This development has made café transfers a big business as well. Incredibly elaborate icing designs, from mirror glazes to metallic frostings, and from transfers that mimic paintings by Monet and Van Gogh, are trending up fast.
Another hot trend is drip cakes, with “naked” or “half-naked” cakes underneath. Drip cakes involve pouring white or dark chocolate (or sometimes caramel) on top of a cake and letting it drip down the sides. These high-end trends also are starting to trickle down, influencing bakers of birthday and other celebration cakes to add them to their line-up.

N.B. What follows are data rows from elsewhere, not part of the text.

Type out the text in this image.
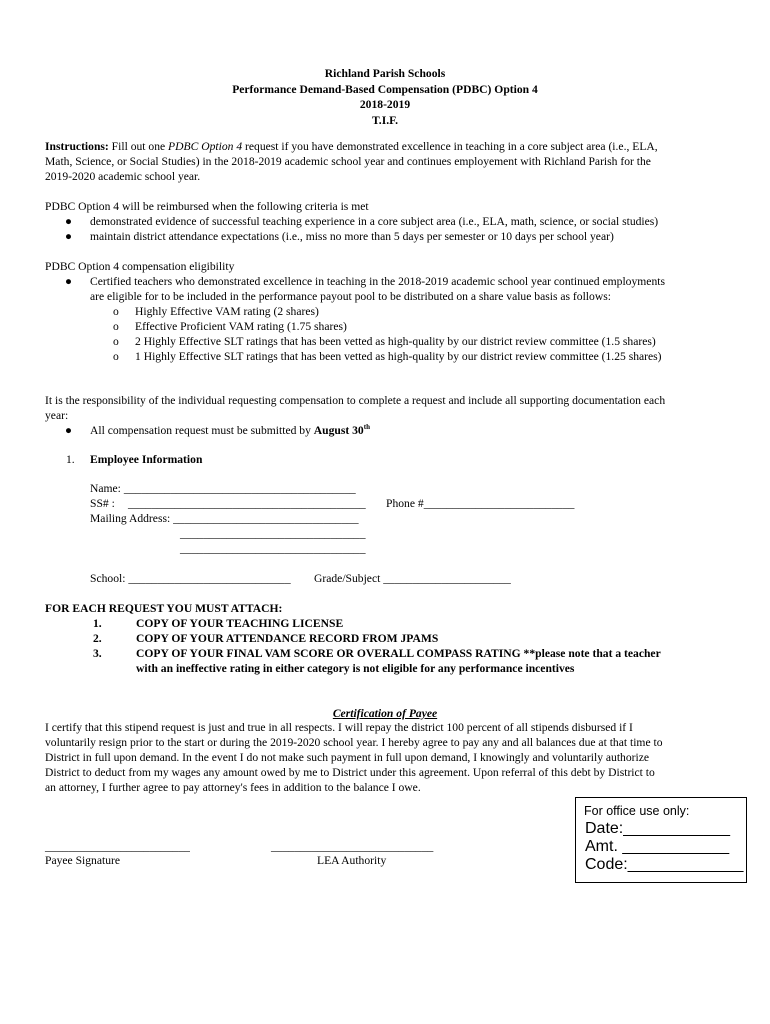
Richland Parish Schools
Performance Demand-Based Compensation (PDBC) Option 4
2018-2019
T.I.F.
Instructions: Fill out one PDBC Option 4 request if you have demonstrated excellence in teaching in a core subject area (i.e., ELA,
Math, Science, or Social Studies) in the 2018-2019 academic school year and continues employement with Richland Parish for the
2019-2020 academic school year.
PDBC Option 4 will be reimbursed when the following criteria is met
● demonstrated evidence of successful teaching experience in a core subject area (i.e., ELA, math, science, or social studies)
● maintain district attendance expectations (i.e., miss no more than 5 days per semester or 10 days per school year)
PDBC Option 4 compensation eligibility
● Certified teachers who demonstrated excellence in teaching in the 2018-2019 academic school year continued employments
are eligible for to be included in the performance payout pool to be distributed on a share value basis as follows:
o Highly Effective VAM rating (2 shares)
o Effective Proficient VAM rating (1.75 shares)
o 2 Highly Effective SLT ratings that has been vetted as high-quality by our district review committee (1.5 shares)
o 1 Highly Effective SLT ratings that has been vetted as high-quality by our district review committee (1.25 shares)
It is the responsibility of the individual requesting compensation to complete a request and include all supporting documentation each
year:
● All compensation request must be submitted by August 30th
1. Employee Information
Name: ________________________________________
SS# : _________________________________________ Phone #__________________________
Mailing Address: ________________________________
________________________________
________________________________
School: ____________________________ Grade/Subject ______________________
FOR EACH REQUEST YOU MUST ATTACH:
1.	COPY OF YOUR TEACHING LICENSE
2.	COPY OF YOUR ATTENDANCE RECORD FROM JPAMS
3.	COPY OF YOUR FINAL VAM SCORE OR OVERALL COMPASS RATING **please note that a teacher
with an ineffective rating in either category is not eligible for any performance incentives
Certification of Payee
I certify that this stipend request is just and true in all respects. I will repay the district 100 percent of all stipends disbursed if I
voluntarily resign prior to the start or during the 2019-2020 school year. I hereby agree to pay any and all balances due at that time to
District in full upon demand. In the event I do not make such payment in full upon demand, I knowingly and voluntarily authorize
District to deduct from my wages any amount owed by me to District under this agreement. Upon referral of this debt by District to
an attorney, I further agree to pay attorney's fees in addition to the balance I owe.
_________________________
Payee Signature
____________________________
LEA Authority
For office use only:
Date:____________
Amt. ____________
Code:_____________
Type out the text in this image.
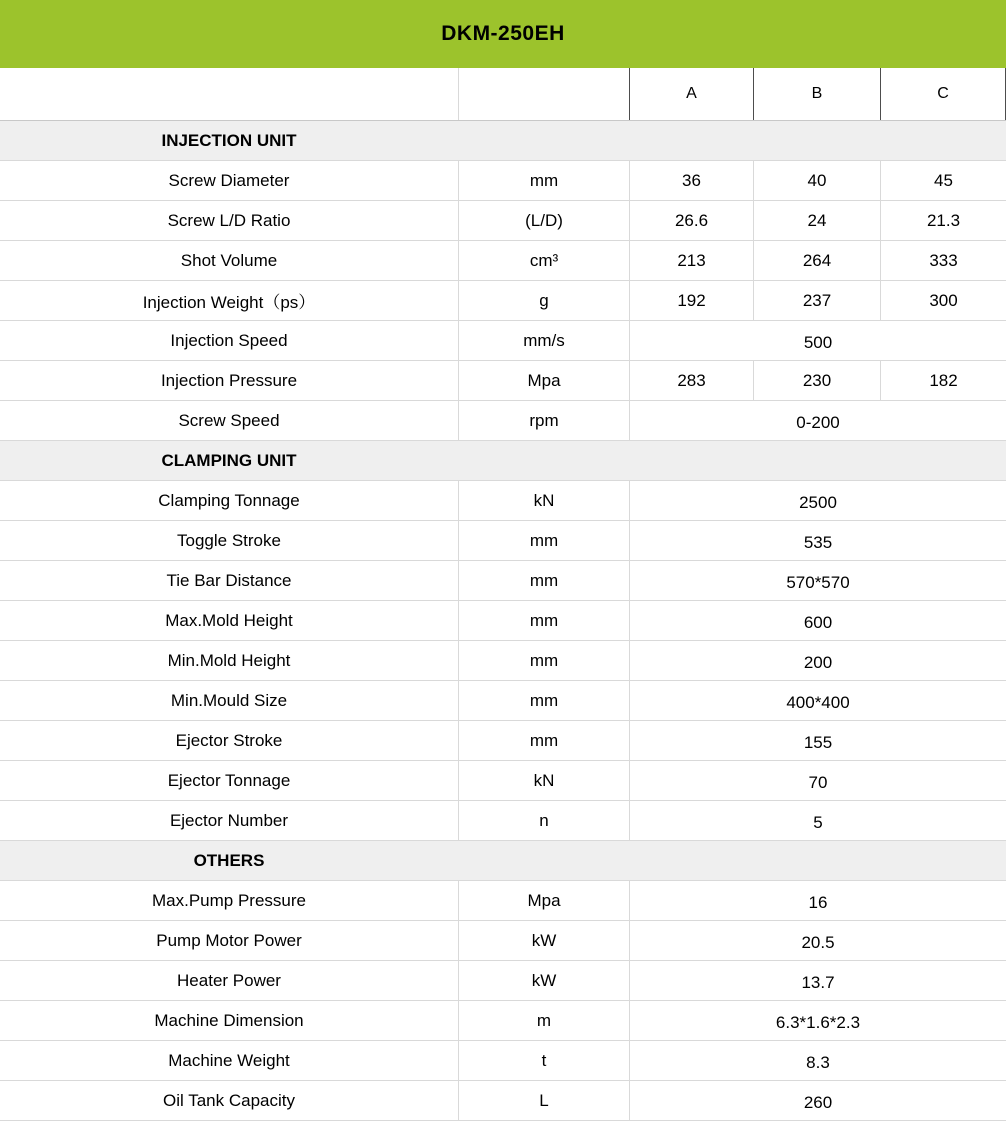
DKM-250EH
A	B	C
INJECTION UNIT
Screw Diameter	mm	36	40	45
Screw L/D Ratio	(L/D)	26.6	24	21.3
Shot Volume	cm³	213	264	333
Injection Weight（ps）	g	192	237	300
Injection Speed	mm/s	500
Injection Pressure	Mpa	283	230	182
Screw Speed	rpm	0-200
CLAMPING UNIT
Clamping Tonnage	kN	2500
Toggle Stroke	mm	535
Tie Bar Distance	mm	570*570
Max.Mold Height	mm	600
Min.Mold Height	mm	200
Min.Mould Size	mm	400*400
Ejector Stroke	mm	155
Ejector Tonnage	kN	70
Ejector Number	n	5
OTHERS
Max.Pump Pressure	Mpa	16
Pump Motor Power	kW	20.5
Heater Power	kW	13.7
Machine Dimension	m	6.3*1.6*2.3
Machine Weight	t	8.3
Oil Tank Capacity	L	260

Snack trends are notoriously fickle. That makes it hard for processors to know how to tell a true trend from a fad. Cake pops, while still popular, are less so than they were two years ago. And remember muffin tops? Yet, doughnuts have—and likely will always—endure. Nigel Travis, former CEO of Dunkin’ Brands Inc. and author of “The Challenge Culture” (Hachette, 2018) suggests several ways to glean ideas and identify lasting concepts. “As Executive Chairman of high-profile companies like Dunkin’ Donuts and Baskin-Robbins, it’s amazing how many comments I receive from consumers through social media, email, or even occasionally a phone call giving me advice and telling me what we should do. Personally, I have also taken the opportunity to speak at colleges and schools to get feedback about various topics such as products or operations. The insight that you get at an informal event fully backs up the formal consumer research that all companies should continue to do. And it’s not just focus groups. It should be going out, tracking social media, and directly talking to consumers.” Dunkin’ Donuts just launched a new donut made of cake batter. When asked about the donut, and the influence cake trends had on the decision, Nigel responds, “At Dunkin’, we did extensive consumer research two years ago that guided our new strategic direction.”